Is Kinyarwanda on the brink of extinction?

King Mutara III Rudahigwa undoubtedly left an indelible mark on the history of Rwanda. He is credited for, among other accomplishments, abolishing serfdom and establishing an education fund.
 Paul Ntambara
Paul Ntambara

King Mutara III Rudahigwa undoubtedly left an indelible mark on the history of Rwanda. He is credited for, among other accomplishments, abolishing serfdom and establishing an education fund. What is believed to be the turning point of his reign came in 1943 when he converted to Catholicism, was baptised and christened Charles Léon Pierre. Three years after baptism he dedicated Rwanda to the Christ the King.

Such was his mark on the Rwandan society that stories (some possibly invented) abound about his run-ins with the colonial masters-the Belgians, especially during the period leading up to his mysterious demise in 1959. One such story is that Rudahigwa was once denied access to a hotel in Astrida (today Huye). The hotel was considered a ‘whites only’ facility. Standing at 6’8 tall, the gigantic Rudahigwa is said to have forced his way into the hotel, that the Belgians were clobbered, sent flying by the furious Rudahigwa. So the story goes.

In another incident, it is said that during a spat with a Belgian colonial master, Rudahigwa is said to have asked one member of his entourage to find a fitting translation of the Kinyarwanda expression of disgust ‘Asyiiiiii!’ for the benefit of his interlocutor! Such is the power of mother tongue that Rudahigwa had to go native to express his true feelings.

This story, whether true or invented, got me thinking about the plight of the Kinyarwanda language. Will the real Kinyarwanda language stand the test of time? Just recently, Rwanda marked the mother tongue with much fanfare but a close scrutiny of the events as they unfolded revealed that all is not well with our mother tongue, it is endangered.  I looked forward to fine Kinyarwanda oratory to supplement my own grasp of the language which is only excellent on my curriculum vitae!

I was particularly stunned by the realisation that even officials from the culture and language academy could not string together a few sentences in Kinyarwanda; one official managed a fine cocktail of Kinya-French and here we were celebrating our mother tongue.

If the old guard are getting wrong, then it can only get worse with the youth. On the streets and in taxis, eavesdropping a conversation in ‘proper’ Kinyarwanda is as hard as describing Rwanda’s staple food. The situation has also been made complex by the country’s recent history. After the 1994 Genocide against the Tutsi, Rwanda witnessed a big wave of returnees from different parts of the world. With them came different languages. And those that they found here emulated them; it suddenly became ‘uncool’ to speak proper Kinyarwanda as doing so would mean that one is ‘too local’.

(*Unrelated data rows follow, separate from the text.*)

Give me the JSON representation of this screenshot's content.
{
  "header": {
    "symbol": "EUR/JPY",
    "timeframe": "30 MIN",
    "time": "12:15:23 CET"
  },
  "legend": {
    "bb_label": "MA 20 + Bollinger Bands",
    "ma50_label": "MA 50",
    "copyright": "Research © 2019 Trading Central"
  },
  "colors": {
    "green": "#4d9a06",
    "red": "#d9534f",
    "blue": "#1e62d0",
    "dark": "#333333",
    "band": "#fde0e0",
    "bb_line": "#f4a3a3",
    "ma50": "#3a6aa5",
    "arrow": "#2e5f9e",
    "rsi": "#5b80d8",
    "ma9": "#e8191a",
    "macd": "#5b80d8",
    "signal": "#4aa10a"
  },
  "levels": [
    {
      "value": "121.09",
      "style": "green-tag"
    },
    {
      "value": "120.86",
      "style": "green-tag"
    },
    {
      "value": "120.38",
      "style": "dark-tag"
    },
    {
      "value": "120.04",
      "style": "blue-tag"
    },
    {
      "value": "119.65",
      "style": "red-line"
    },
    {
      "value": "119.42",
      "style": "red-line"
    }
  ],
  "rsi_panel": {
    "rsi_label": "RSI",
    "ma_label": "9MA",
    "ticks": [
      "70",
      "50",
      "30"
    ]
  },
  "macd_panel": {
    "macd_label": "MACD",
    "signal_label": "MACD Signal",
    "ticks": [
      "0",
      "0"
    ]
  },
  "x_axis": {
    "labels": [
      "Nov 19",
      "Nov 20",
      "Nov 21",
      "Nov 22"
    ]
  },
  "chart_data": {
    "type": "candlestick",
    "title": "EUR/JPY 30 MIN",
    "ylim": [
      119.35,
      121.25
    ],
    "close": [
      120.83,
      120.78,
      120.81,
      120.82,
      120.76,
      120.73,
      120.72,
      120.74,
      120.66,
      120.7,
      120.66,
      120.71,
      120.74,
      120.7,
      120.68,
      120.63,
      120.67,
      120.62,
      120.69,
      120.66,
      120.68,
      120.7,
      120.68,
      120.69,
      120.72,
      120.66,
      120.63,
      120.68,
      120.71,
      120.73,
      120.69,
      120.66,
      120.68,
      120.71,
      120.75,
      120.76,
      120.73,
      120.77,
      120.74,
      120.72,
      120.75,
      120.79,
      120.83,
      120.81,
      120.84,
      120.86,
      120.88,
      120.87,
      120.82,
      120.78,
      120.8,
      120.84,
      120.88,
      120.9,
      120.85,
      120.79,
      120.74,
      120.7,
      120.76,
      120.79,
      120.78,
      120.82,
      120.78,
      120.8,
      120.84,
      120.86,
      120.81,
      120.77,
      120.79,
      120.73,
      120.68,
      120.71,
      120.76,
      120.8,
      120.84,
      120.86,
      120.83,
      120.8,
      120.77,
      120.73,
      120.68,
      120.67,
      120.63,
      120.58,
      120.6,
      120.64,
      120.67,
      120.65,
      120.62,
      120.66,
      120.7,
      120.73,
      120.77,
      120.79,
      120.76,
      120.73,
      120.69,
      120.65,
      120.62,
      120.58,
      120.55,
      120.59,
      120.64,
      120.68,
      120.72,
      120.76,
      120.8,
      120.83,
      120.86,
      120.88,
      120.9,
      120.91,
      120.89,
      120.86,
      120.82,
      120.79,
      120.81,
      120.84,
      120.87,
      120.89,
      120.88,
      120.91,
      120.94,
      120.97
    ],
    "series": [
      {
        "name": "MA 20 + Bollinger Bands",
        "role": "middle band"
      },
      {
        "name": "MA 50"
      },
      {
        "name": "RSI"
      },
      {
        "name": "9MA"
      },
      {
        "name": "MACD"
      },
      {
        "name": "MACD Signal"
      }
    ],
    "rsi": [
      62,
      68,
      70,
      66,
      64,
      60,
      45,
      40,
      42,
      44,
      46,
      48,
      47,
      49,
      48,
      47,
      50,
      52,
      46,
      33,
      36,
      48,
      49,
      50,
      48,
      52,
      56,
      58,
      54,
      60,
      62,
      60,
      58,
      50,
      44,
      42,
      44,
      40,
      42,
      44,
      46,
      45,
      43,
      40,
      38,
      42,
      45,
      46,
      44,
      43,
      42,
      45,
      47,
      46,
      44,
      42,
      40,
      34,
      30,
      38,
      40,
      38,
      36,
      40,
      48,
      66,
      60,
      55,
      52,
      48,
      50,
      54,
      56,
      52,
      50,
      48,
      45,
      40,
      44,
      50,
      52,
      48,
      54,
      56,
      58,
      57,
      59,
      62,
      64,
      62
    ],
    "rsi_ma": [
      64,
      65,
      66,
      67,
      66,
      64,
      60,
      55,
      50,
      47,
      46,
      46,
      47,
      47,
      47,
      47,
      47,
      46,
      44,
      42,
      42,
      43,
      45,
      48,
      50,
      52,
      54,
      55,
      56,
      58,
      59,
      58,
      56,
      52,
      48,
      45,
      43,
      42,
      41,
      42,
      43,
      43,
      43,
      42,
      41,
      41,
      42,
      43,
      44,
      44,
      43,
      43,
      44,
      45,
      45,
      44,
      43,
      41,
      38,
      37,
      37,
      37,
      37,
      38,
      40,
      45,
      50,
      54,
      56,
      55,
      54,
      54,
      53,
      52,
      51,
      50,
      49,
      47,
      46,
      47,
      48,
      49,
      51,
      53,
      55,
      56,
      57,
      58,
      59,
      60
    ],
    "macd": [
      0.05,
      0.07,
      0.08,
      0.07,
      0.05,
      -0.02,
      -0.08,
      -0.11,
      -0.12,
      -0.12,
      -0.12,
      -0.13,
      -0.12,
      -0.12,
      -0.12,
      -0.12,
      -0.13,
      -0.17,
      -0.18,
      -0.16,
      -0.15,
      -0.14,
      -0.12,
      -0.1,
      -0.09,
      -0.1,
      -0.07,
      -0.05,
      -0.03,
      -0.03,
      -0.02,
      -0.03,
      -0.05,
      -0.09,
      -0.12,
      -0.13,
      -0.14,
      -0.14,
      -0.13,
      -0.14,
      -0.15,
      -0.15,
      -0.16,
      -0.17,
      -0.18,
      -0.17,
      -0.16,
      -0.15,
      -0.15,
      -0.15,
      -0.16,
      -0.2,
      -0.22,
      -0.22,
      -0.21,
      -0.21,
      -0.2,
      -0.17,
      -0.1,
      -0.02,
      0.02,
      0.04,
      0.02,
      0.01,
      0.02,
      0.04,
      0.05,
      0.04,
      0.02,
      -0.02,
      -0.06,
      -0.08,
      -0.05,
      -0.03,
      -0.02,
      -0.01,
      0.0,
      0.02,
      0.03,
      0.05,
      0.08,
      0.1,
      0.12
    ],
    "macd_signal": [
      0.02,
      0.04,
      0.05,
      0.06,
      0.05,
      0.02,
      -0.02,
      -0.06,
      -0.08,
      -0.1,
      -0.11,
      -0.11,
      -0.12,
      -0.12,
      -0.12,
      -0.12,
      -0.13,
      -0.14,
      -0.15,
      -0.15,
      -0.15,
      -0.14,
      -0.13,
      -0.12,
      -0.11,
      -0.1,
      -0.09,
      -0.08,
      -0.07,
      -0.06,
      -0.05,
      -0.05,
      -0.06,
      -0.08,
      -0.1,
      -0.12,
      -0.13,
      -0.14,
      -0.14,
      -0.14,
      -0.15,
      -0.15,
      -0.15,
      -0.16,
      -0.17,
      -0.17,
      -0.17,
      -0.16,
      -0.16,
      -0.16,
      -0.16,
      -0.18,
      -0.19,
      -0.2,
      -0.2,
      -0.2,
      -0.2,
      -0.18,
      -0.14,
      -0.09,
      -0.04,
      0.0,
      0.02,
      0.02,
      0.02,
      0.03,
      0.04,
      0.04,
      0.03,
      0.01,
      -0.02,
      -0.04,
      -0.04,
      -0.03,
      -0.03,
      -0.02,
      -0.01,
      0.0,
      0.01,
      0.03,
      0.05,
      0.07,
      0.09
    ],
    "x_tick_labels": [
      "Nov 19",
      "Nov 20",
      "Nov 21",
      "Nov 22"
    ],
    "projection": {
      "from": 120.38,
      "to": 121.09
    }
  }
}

So people began faking accents, killing the language so as to show that they are not the usual ‘local’ guys.   Despite available evidence that if a speaker talks freely and fluently in their own language they can soon learn to speak well and easily in another language, ‘dotcom’ parents saw (and still do)  it more stylish for their toddlers to learn to speak English or French and not Kinyarwanda.

We can also learn a thing about the numerous language schools that sprouted after 1994. It was all French and English, and not Kinyarwanda. A plausible explanation for this could be that it didn’t make business sense, no one was interested. With Rwanda joining the East African Community, Swahili was added on the menu, so Swahili teachers like Mwalimu Malonga became celebrities overnight.

There is no doubt that the Kinyarwanda language will continue to evolve, some words will continue to disappear from normal discourse. A good example of this trend is the French language. Despite the setting up of the French academy to jealously guard the French language, the French have had to accept words like ‘le weekend in their vocabulary.

What is the future of Kinyarwanda? The Rwanda academy for language and culture has its plate full, its job is clearly cut out, how it manages to preserve the Kinyarwanda language and culture will define what Rwandans as a people will be, it is about posterity.